È il caso, ad esempio, delle porcellane francesi di Sèvres e della fabbrica parigina Dagoty nonché di quelle
italiane dei marchesi Ginori a Doccia (vicino Firenze) e anche della Real Fabbrica di Capodimonte (poi
Ferdinandea) a Napoli.
Ed è il caso, in particolare, delle ceramiche inglesi Wedgwood e Spode, che alla ricerca di nuovi materiali e
colori, capaci di imitare pietre e marmi naturali, sommano un processo realizzativo che ricalca quello della
divisione del lavoro, già da anni in uso nelle fabbriche britanniche. Infatti la realizzazione di un singolo oggetto
non è più propriamente artigianale, ma frutto dell’azione di più maestranze specializzate in specifiche attività
del ciclo produttivo, il che consente di mettere in commercio oggetti raffinati, ma in più esemplari che ne
abbassano il prezzo e ne consentono la diffusione presso più ambiti sociali.
I fondi azzurri a disegno bianco, rossi a disegno nero, rosa o verdi a disegno bianco, o semplicemente a
monocromo grigio scuro imitano di fatto, anche se in chiave moderna, la ceramica classica a figure nere e
rosse.
È Josiah Wedgwood (1730-1795) che inizia l’attività servendosi, per i disegni, di noti pittori e scultori. Fra i
vasi più significativi sono senza dubbio da annoverare quello (ancora in produzione) che imita il celebre Vaso
Portland, realizzato attorno al 1790 e il vaso detto “di Pegaso” (per via del cavallo alato che ne orna la
sommità del coperchio) o dell’Apoteosi di Omero, eseguito attorno al 1786. In pasta celeste a imitazione del
diaspro, quest’ultimo reca degli ornamenti in rilievo di pasta bianca che mostrano nel fronte il sommo poeta
greco coronato di alloro colto mentre, alla presenza di quattro personaggi, si accinge a salire dei gradini,
portando una grande lira.
Nel verso una palma precede un tempietto con il simulacro di Atena. La delicatezza del panneggio e i contorni
sicuri, assieme al candore delle figure monocrome rispecchiano i principi del Neoclassicismo, configurando il
vaso inglese come aggiornamento di un vaso attico.
Antichità e Grand Tour
Fra i motivi che hanno preparato la strada alla cultura neoclassica, contribuendo a diffonderne poi gli esiti, e
fra i motori che hanno mantenuto costantemente vivo l’attaccamento all’Antico, e alla città di Roma in
particolare, è da collocare il viaggio di istruzione che, dagli inizi del Settecento, da tutta Europa (in specie dal
Nord e dall’Inghilterra, ma anche dalla Russia) portava nobili e alto borghesi a visitare l’Italia, soprattutto
Roma, Firenze, Venezia e Napoli: il cosiddetto GRAND TOUR. Un viaggio di studio, non meno che di piacere,
che si intensifica nella seconda metà del secolo e che subisce un arresto solo con le campagne d’Italia di
Napoleone.
I souvenirs che i viaggiatori portano con sé divulgano le vedute delle antichità romane incentivando la
produzione del micro mosaico e la pratica delle copie di celebri sculture (realizzate in ogni dimensione).

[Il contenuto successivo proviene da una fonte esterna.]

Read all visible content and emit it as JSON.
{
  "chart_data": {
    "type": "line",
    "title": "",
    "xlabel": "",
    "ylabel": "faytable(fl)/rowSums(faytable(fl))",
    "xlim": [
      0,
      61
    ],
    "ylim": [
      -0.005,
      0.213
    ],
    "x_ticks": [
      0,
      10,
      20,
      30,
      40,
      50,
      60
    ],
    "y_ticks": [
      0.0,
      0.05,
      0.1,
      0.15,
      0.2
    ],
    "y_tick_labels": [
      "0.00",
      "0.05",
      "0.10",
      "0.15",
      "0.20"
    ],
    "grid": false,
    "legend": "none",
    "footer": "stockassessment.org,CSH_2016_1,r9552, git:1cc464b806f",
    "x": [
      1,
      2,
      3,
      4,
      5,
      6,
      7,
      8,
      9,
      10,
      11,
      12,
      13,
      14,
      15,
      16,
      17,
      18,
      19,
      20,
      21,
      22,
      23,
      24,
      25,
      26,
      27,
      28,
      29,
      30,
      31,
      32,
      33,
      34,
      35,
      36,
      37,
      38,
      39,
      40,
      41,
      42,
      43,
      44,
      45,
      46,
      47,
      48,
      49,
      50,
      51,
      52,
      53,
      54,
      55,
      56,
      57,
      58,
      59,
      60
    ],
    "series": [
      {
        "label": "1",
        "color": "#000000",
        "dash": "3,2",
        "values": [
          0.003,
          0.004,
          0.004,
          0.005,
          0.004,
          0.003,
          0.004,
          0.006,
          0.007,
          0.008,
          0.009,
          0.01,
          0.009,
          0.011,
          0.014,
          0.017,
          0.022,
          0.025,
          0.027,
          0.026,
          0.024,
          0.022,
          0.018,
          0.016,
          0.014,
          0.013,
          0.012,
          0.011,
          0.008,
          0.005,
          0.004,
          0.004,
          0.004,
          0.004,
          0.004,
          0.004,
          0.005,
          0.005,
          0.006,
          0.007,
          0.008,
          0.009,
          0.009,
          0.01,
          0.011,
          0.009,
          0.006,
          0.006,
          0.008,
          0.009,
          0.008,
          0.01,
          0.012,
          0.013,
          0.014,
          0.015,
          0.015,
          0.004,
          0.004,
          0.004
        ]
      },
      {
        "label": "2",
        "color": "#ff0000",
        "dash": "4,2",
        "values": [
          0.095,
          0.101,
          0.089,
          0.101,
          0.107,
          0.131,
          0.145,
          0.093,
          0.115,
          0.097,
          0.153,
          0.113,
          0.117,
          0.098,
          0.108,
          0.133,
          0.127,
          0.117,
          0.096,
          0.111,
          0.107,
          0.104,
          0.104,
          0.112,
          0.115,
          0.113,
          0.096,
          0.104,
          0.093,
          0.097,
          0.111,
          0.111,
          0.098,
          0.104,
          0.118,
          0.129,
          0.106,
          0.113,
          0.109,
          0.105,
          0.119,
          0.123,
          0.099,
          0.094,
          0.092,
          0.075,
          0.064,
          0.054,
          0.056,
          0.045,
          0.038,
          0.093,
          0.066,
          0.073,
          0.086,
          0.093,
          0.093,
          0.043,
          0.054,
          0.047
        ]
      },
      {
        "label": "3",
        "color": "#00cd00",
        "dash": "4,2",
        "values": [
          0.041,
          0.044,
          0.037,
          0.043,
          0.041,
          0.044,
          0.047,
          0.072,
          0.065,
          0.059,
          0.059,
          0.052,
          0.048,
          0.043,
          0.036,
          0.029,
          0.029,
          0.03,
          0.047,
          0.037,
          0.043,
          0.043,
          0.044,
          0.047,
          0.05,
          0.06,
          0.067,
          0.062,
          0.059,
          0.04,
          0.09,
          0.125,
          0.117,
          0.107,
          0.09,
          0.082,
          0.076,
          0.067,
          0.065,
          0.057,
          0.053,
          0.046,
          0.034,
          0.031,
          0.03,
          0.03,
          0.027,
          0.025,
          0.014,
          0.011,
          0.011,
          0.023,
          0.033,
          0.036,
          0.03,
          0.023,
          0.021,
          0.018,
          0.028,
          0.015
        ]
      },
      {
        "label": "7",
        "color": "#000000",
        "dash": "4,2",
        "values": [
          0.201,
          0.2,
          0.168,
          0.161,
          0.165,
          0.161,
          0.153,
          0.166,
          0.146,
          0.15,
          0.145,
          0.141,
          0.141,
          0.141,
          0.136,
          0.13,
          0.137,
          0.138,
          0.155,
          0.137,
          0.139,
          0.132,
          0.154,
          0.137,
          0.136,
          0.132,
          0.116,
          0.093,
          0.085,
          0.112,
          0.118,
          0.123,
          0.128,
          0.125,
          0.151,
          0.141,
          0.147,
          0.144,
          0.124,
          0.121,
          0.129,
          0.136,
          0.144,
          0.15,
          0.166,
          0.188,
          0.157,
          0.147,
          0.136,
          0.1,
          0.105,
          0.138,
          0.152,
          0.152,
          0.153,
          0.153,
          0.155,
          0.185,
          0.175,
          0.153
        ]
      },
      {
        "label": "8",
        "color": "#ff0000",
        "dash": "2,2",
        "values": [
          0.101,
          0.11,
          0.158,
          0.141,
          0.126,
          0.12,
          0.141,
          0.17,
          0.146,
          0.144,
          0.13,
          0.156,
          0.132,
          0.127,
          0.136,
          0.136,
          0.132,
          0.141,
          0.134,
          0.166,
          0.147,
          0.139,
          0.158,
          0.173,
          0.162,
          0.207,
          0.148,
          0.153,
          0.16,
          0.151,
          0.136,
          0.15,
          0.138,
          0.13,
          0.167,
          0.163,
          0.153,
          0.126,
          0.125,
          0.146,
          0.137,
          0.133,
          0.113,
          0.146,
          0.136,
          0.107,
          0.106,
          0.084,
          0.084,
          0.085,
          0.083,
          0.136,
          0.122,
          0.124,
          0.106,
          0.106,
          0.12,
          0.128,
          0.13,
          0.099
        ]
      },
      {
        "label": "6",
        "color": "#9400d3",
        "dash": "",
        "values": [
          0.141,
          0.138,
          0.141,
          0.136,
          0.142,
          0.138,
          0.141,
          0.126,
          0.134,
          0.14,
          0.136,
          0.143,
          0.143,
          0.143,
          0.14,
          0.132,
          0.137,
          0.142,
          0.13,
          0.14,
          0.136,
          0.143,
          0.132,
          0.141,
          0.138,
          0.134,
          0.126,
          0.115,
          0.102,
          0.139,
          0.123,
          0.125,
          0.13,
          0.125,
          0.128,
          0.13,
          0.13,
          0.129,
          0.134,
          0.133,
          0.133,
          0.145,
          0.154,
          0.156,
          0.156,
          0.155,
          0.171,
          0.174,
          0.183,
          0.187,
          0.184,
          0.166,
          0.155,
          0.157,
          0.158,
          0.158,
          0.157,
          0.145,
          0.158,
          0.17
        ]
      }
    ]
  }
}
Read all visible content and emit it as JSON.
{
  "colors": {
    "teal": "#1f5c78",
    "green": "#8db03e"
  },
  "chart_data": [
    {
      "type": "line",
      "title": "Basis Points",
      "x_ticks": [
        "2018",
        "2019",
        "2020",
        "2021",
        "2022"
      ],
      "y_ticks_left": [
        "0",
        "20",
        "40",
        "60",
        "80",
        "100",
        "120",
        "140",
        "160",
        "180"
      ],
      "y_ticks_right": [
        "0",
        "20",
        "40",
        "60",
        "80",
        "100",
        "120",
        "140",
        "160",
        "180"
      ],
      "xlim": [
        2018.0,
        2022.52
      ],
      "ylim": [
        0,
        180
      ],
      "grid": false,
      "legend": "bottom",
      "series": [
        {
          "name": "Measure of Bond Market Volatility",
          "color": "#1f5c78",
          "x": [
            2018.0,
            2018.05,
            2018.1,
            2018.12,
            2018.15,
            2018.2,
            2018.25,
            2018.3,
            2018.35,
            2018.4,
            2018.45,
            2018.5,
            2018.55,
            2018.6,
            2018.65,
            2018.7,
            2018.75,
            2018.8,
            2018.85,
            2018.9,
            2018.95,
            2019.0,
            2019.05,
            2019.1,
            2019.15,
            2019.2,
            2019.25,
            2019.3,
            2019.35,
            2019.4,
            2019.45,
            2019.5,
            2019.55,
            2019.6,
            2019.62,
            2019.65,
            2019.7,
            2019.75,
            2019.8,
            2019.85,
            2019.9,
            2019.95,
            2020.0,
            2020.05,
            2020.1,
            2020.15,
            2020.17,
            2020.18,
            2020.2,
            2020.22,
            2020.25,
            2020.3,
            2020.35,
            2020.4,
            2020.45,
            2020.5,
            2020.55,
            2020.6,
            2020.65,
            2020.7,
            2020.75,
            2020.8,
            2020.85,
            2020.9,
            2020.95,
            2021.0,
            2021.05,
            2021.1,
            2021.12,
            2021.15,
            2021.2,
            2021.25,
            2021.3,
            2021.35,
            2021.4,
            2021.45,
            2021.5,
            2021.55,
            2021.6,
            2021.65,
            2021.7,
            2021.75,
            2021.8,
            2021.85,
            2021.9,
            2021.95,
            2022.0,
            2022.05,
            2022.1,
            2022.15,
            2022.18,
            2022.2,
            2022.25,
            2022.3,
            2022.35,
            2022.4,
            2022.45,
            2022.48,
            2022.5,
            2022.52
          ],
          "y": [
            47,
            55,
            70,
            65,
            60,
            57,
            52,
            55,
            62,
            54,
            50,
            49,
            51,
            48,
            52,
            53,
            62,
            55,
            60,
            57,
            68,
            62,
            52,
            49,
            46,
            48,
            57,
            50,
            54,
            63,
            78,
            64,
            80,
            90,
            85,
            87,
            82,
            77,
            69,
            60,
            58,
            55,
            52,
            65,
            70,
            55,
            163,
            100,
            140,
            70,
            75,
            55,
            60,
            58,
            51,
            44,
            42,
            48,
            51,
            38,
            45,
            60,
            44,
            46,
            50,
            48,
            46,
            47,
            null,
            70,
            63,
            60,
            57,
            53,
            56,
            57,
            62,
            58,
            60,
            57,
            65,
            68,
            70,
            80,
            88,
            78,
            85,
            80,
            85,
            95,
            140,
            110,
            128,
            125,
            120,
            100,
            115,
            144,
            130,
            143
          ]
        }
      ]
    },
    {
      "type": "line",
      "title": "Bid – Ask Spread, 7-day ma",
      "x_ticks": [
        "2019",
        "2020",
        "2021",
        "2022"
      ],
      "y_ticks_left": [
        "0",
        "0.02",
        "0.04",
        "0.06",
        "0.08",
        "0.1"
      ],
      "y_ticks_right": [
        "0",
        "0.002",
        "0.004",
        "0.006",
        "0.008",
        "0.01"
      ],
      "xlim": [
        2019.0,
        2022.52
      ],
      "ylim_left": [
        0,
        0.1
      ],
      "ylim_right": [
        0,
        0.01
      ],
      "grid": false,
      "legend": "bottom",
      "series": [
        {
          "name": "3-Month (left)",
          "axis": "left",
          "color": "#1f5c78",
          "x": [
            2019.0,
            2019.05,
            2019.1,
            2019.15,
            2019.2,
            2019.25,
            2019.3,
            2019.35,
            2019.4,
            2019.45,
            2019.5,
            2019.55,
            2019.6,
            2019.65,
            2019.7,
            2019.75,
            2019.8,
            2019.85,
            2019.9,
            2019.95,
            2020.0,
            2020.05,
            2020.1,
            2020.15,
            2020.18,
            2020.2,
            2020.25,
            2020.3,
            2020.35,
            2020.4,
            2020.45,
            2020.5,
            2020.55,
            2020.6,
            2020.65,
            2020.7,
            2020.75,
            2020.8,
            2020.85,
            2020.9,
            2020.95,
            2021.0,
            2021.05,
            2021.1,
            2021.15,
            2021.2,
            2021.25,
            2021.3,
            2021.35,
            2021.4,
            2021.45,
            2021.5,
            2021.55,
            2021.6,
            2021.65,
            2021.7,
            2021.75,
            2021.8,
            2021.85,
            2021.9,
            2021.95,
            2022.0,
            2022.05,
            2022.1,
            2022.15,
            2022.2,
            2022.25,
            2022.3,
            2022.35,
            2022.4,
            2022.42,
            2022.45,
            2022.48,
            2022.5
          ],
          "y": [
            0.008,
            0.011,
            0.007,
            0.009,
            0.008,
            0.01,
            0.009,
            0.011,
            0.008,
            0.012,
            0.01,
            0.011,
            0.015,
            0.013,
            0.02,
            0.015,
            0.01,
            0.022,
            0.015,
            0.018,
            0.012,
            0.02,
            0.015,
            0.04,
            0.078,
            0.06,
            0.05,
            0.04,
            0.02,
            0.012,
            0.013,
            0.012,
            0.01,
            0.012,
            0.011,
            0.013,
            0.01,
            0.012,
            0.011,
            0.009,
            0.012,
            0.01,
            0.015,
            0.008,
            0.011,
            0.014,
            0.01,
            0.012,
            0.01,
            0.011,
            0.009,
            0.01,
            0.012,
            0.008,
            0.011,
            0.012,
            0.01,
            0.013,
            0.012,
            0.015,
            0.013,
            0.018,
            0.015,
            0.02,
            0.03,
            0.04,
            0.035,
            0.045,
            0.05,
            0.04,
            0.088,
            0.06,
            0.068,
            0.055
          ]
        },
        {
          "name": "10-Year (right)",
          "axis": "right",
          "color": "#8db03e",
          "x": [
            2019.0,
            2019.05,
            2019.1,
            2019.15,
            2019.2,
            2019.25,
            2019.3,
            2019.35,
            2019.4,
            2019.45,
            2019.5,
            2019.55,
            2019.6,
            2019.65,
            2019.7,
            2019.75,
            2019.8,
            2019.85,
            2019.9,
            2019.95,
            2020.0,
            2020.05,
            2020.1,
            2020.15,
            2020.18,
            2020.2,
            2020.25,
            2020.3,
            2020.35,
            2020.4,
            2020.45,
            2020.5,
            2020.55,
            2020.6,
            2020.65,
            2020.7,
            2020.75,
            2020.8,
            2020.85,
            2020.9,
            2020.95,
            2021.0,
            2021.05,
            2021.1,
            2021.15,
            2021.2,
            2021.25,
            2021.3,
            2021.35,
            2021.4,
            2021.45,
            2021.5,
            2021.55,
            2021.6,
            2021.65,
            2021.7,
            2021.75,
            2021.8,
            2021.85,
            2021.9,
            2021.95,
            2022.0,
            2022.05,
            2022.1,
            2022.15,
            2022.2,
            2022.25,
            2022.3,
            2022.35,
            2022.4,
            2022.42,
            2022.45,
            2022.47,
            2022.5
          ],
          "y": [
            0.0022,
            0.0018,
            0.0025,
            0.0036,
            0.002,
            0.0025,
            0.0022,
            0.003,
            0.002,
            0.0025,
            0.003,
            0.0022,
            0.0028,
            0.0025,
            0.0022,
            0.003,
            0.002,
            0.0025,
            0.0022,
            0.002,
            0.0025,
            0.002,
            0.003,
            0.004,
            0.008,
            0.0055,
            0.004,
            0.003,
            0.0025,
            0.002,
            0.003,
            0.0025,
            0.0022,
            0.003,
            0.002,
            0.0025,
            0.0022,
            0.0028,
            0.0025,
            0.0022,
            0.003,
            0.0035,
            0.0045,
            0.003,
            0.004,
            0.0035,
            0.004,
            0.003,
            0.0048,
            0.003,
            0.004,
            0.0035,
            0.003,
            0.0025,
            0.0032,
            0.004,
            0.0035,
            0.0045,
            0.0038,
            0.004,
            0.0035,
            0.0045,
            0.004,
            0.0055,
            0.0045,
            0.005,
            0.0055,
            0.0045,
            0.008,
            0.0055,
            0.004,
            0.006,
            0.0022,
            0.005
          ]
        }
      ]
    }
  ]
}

Gli acquerelli, gli oli, i pastelli, le stampe serbano il ricordo delle solenni vestigia romane e nelle case
dell’aristocrazia europea entrano, assieme ai reperti di scavo – acquistati più o meno legalmente – ritratti
che immortalano i nobili viaggiatori al cospetto dei templi e delle più note sculture di quella che era stata la
capitale di un impero e che si dimostrava ancora capace di stimolare le arti.